We do not know–no one knows–how well Scrum installations deliver higher productivity, how often they make the lives of their teams better. I am sure that my estimates are lower than those of the typical Scrum purveyor. This could be because I encounter more people well after the original sheep-dipping, or because I am simply more negative2. I think it’s because Scrum very commonly does not deliver much productivity; because corporate managers don’t know how to use Scrum, much less measure it; and because their approach to using Scrum in fact makes people’s lives worse rather than better.

Could this be the beginning of the end for Scrum and the faux-Agile that is so common in the world? If so, what does that say about real-Agile, the kind we wrote about in the Agile Manifesto? Is it the beginning of the end? Or could it be a new beginning?

In my article Developers Should Abandon Agile, I suggest that dev team members should “detach” from the popular named “methods”, and instead focus on these ideas:

  • Produce running, tested, working, integrated software every two weeks, every week.

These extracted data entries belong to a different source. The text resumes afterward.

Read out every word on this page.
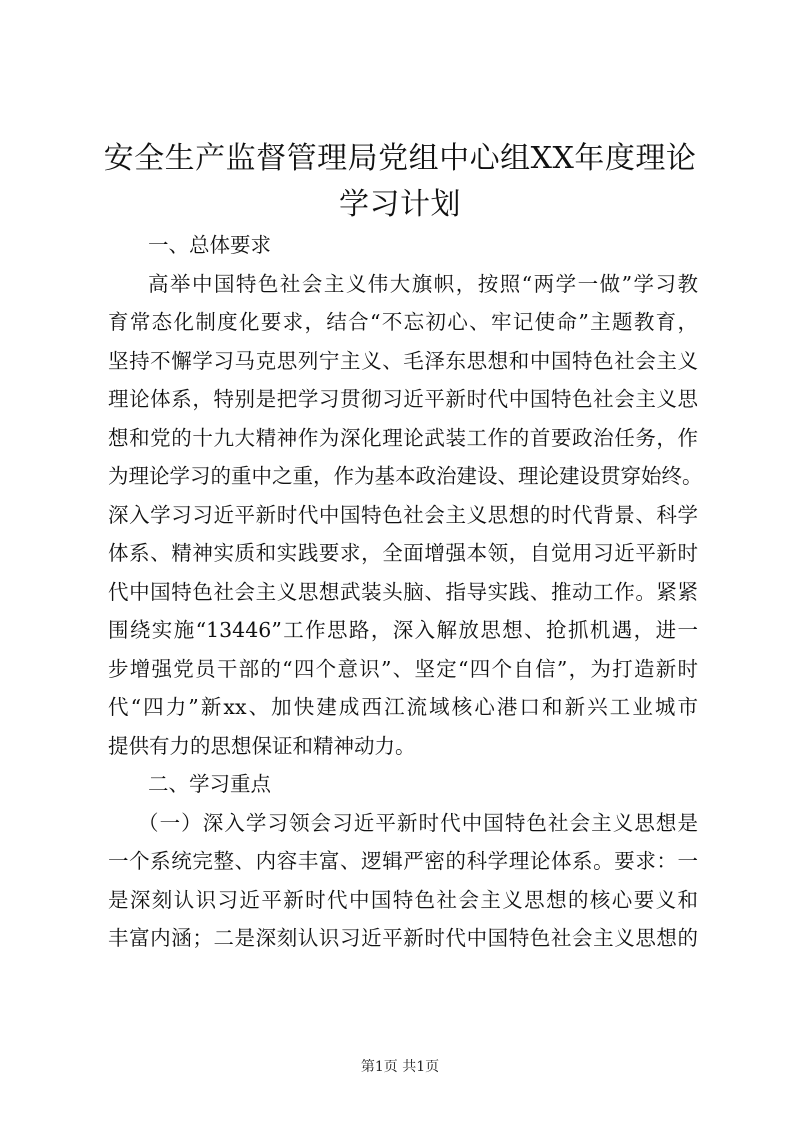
安全生产监督管理局党组中心组XX年度理论
学习计划
一、总体要求
高举中国特色社会主义伟大旗帜，按照“两学一做”学习教
育常态化制度化要求，结合“不忘初心、牢记使命”主题教育，
坚持不懈学习马克思列宁主义、毛泽东思想和中国特色社会主义
理论体系，特别是把学习贯彻习近平新时代中国特色社会主义思
想和党的十九大精神作为深化理论武装工作的首要政治任务，作
为理论学习的重中之重，作为基本政治建设、理论建设贯穿始终。
深入学习习近平新时代中国特色社会主义思想的时代背景、科学
体系、精神实质和实践要求，全面增强本领，自觉用习近平新时
代中国特色社会主义思想武装头脑、指导实践、推动工作。紧紧
围绕实施“13446”工作思路，深入解放思想、抢抓机遇，进一
步增强党员干部的“四个意识”、坚定“四个自信”，为打造新时
代“四力”新xx、加快建成西江流域核心港口和新兴工业城市
提供有力的思想保证和精神动力。
二、学习重点
（一）深入学习领会习近平新时代中国特色社会主义思想是
一个系统完整、内容丰富、逻辑严密的科学理论体系。要求：一
是深刻认识习近平新时代中国特色社会主义思想的核心要义和
丰富内涵；二是深刻认识习近平新时代中国特色社会主义思想的
第1页 共1页
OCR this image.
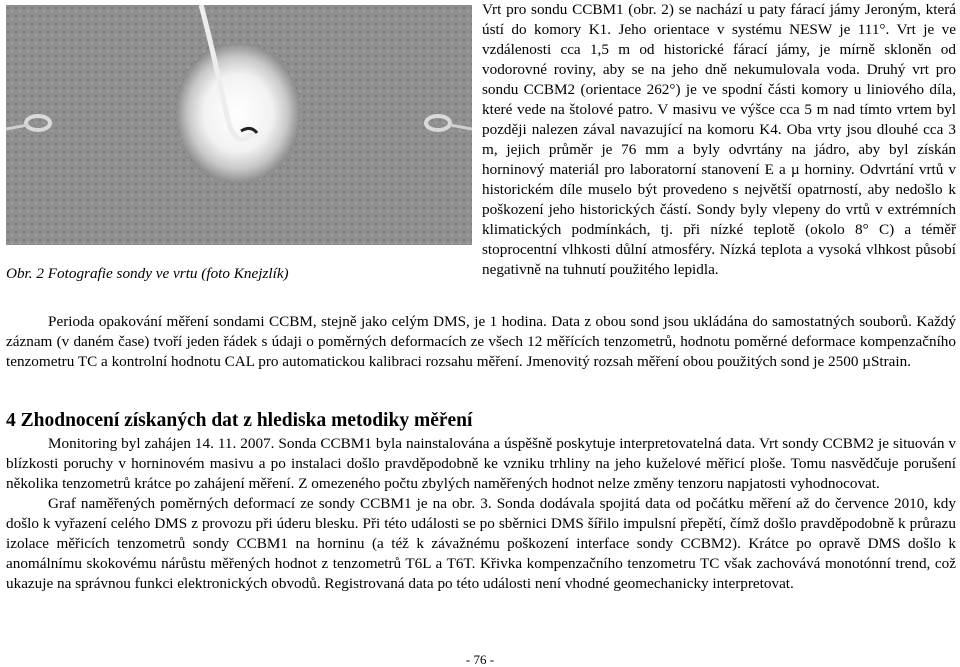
Obr. 2 Fotografie sondy ve vrtu (foto Knejzlík)

Vrt pro sondu CCBM1 (obr. 2) se nachází u paty fárací jámy Jeroným, která ústí do komory K1. Jeho orientace v systému NESW je 111°. Vrt je ve vzdálenosti cca 1,5 m od historické fárací jámy, je mírně skloněn od vodorovné roviny, aby se na jeho dně nekumulovala voda. Druhý vrt pro sondu CCBM2 (orientace 262°) je ve spodní části komory u liniového díla, které vede na štolové patro. V masivu ve výšce cca 5 m nad tímto vrtem byl později nalezen zával navazující na komoru K4. Oba vrty jsou dlouhé cca 3 m, jejich průměr je 76 mm a byly odvrtány na jádro, aby byl získán horninový materiál pro laboratorní stanovení E a µ horniny. Odvrtání vrtů v historickém díle muselo být provedeno s největší opatrností, aby nedošlo k poškození jeho historických částí. Sondy byly vlepeny do vrtů v extrémních klimatických podmínkách, tj. při nízké teplotě (okolo 8° C) a téměř stoprocentní vlhkosti důlní atmosféry. Nízká teplota a vysoká vlhkost působí negativně na tuhnutí použitého lepidla.

Perioda opakování měření sondami CCBM, stejně jako celým DMS, je 1 hodina. Data z obou sond jsou ukládána do samostatných souborů. Každý záznam (v daném čase) tvoří jeden řádek s údaji o poměrných deformacích ze všech 12 měřících tenzometrů, hodnotu poměrné deformace kompenzačního tenzometru TC a kontrolní hodnotu CAL pro automatickou kalibraci rozsahu měření. Jmenovitý rozsah měření obou použitých sond je 2500 µStrain.

4 Zhodnocení získaných dat z hlediska metodiky měření

Monitoring byl zahájen 14. 11. 2007. Sonda CCBM1 byla nainstalována a úspěšně poskytuje interpretovatelná data. Vrt sondy CCBM2 je situován v blízkosti poruchy v horninovém masivu a po instalaci došlo pravděpodobně ke vzniku trhliny na jeho kuželové měřicí ploše. Tomu nasvědčuje porušení několika tenzometrů krátce po zahájení měření. Z omezeného počtu zbylých naměřených hodnot nelze změny tenzoru napjatosti vyhodnocovat.

Graf naměřených poměrných deformací ze sondy CCBM1 je na obr. 3. Sonda dodávala spojitá data od počátku měření až do července 2010, kdy došlo k vyřazení celého DMS z provozu při úderu blesku. Při této události se po sběrnici DMS šířilo impulsní přepětí, čímž došlo pravděpodobně k průrazu izolace měřicích tenzometrů sondy CCBM1 na horninu (a též k závažnému poškození interface sondy CCBM2). Krátce po opravě DMS došlo k anomálnímu skokovému nárůstu měřených hodnot z tenzometrů T6L a T6T. Křivka kompenzačního tenzometru TC však zachovává monotónní trend, což ukazuje na správnou funkci elektronických obvodů. Registrovaná data po této události není vhodné geomechanicky interpretovat.

- 76 -
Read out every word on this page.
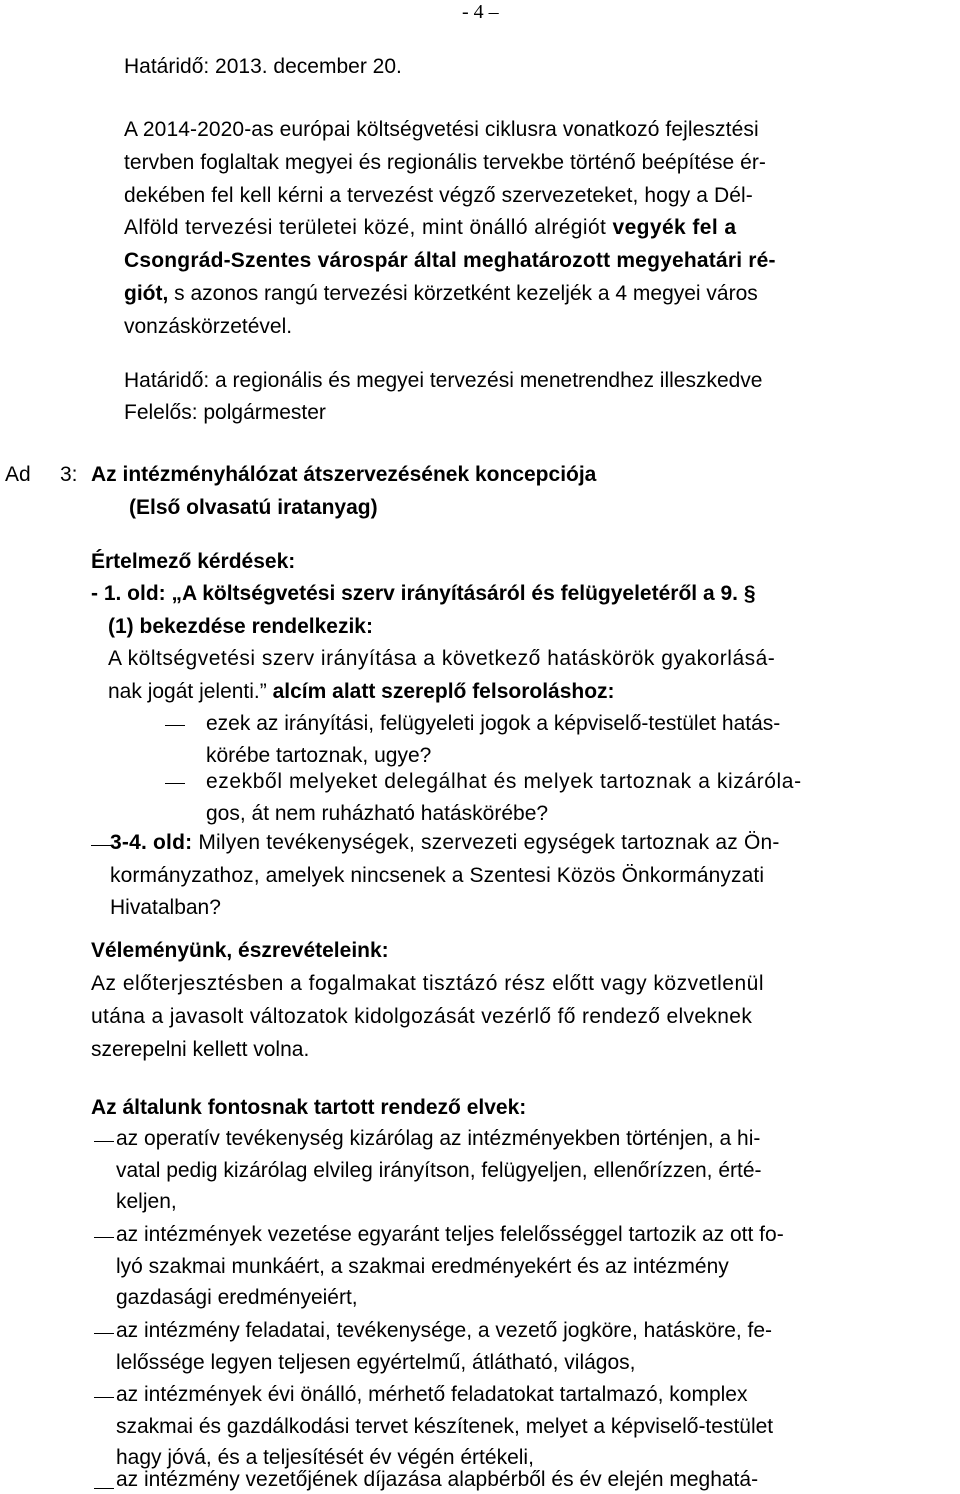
- 4 –
Határidő: 2013. december 20.
A 2014-2020-as európai költségvetési ciklusra vonatkozó fejlesztési
tervben foglaltak megyei és regionális tervekbe történő beépítése ér-
dekében fel kell kérni a tervezést végző szervezeteket, hogy a Dél-
Alföld tervezési területei közé, mint önálló alrégiót vegyék fel a
Csongrád-Szentes várospár által meghatározott megyehatári ré-
giót, s azonos rangú tervezési körzetként kezeljék a 4 megyei város
vonzáskörzetével.
Határidő: a regionális és megyei tervezési menetrendhez illeszkedve
Felelős: polgármester
Ad 3: Az intézményhálózat átszervezésének koncepciója
(Első olvasatú iratanyag)
Értelmező kérdések:
- 1. old: „A költségvetési szerv irányításáról és felügyeletéről a 9. §
(1) bekezdése rendelkezik:
A költségvetési szerv irányítása a következő hatáskörök gyakorlásá-
nak jogát jelenti.” alcím alatt szereplő felsoroláshoz:
ezek az irányítási, felügyeleti jogok a képviselő-testület hatás-
körébe tartoznak, ugye?
ezekből melyeket delegálhat és melyek tartoznak a kizáróla-
gos, át nem ruházható hatáskörébe?
3-4. old: Milyen tevékenységek, szervezeti egységek tartoznak az Ön-
kormányzathoz, amelyek nincsenek a Szentesi Közös Önkormányzati
Hivatalban?
Véleményünk, észrevételeink:
Az előterjesztésben a fogalmakat tisztázó rész előtt vagy közvetlenül
utána a javasolt változatok kidolgozását vezérlő fő rendező elveknek
szerepelni kellett volna.
Az általunk fontosnak tartott rendező elvek:
az operatív tevékenység kizárólag az intézményekben történjen, a hi-
vatal pedig kizárólag elvileg irányítson, felügyeljen, ellenőrízzen, érté-
keljen,
az intézmények vezetése egyaránt teljes felelősséggel tartozik az ott fo-
lyó szakmai munkáért, a szakmai eredményekért és az intézmény
gazdasági eredményeiért,
az intézmény feladatai, tevékenysége, a vezető jogköre, hatásköre, fe-
lelőssége legyen teljesen egyértelmű, átlátható, világos,
az intézmények évi önálló, mérhető feladatokat tartalmazó, komplex
szakmai és gazdálkodási tervet készítenek, melyet a képviselő-testület
hagy jóvá, és a teljesítését év végén értékeli,
az intézmény vezetőjének díjazása alapbérből és év elején meghatá-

Build your skills until you can create a new fully operational version every day, twice a day, multiple times a day.
  • Keep the design of that software clean. As it grows, the design will tend to become complex and crufty. Resist and reverse this tendency consciously, refactoring in tiny continuous steps, all the time, so that your rate of progress is as steady and consistent as possible.
  • Use the current increment of software as the foundation for all your conversations with your product leadership and management. Speak in terms of what’s ready to go, and in terms of what they’d like you to do next.

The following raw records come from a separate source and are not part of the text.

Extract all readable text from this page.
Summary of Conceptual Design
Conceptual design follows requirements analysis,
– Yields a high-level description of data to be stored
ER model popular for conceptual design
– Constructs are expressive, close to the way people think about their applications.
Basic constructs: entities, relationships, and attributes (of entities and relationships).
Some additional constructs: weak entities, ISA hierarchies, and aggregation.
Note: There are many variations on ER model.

This is, of course, just another expression of what needs to happen at the center of a truly Agile team effort. It’s what I would ask my team to do no matter what popular or unpopular method or management style they were working under. It’s the best way that I know to turn the attention of the organization to what matters, planning for real value and producing it.

Another article with similar observations is How to Impose Agile.

It’s too soon to say whether in fact Scrum and similar methods are failing in the market. I can’t decide whether I hope that they are, or that they are not: I know that most of the trainers are coaches are doing their best to help people. However, I think that the means used are subject to misuse so often as to be questionable. Slippery slope, razor blades to babies kind of thing.

I don’t feel the need to write another screed about how much of Scrum and “Agile” has been unlike what we had in mind when we wrote the manifesto. Reread about Dark Scrum if you need it. I will say that if the fall of Scrum could lead to the rise of the real values of the Agile Manifesto, holding people and working together over processes and tools, focusing on working software and collaboration, responding to change rather than comparing estimate to actuals … if the fall of Scrum could lead to those things, it can’t come soon enough for me.

The rebirth of Agile? That would be nice.



  1. No one ever went wrong buying IBM, they used to say, and no one ever goes wrong buying SAFe. Neither IBM nor SAFe were necessarily the right thing to buy, but they were … safe. 

  2. Perhaps due to having at one time purchased a Lamborghini and losing 90 percent of its value by the time I disposed of it.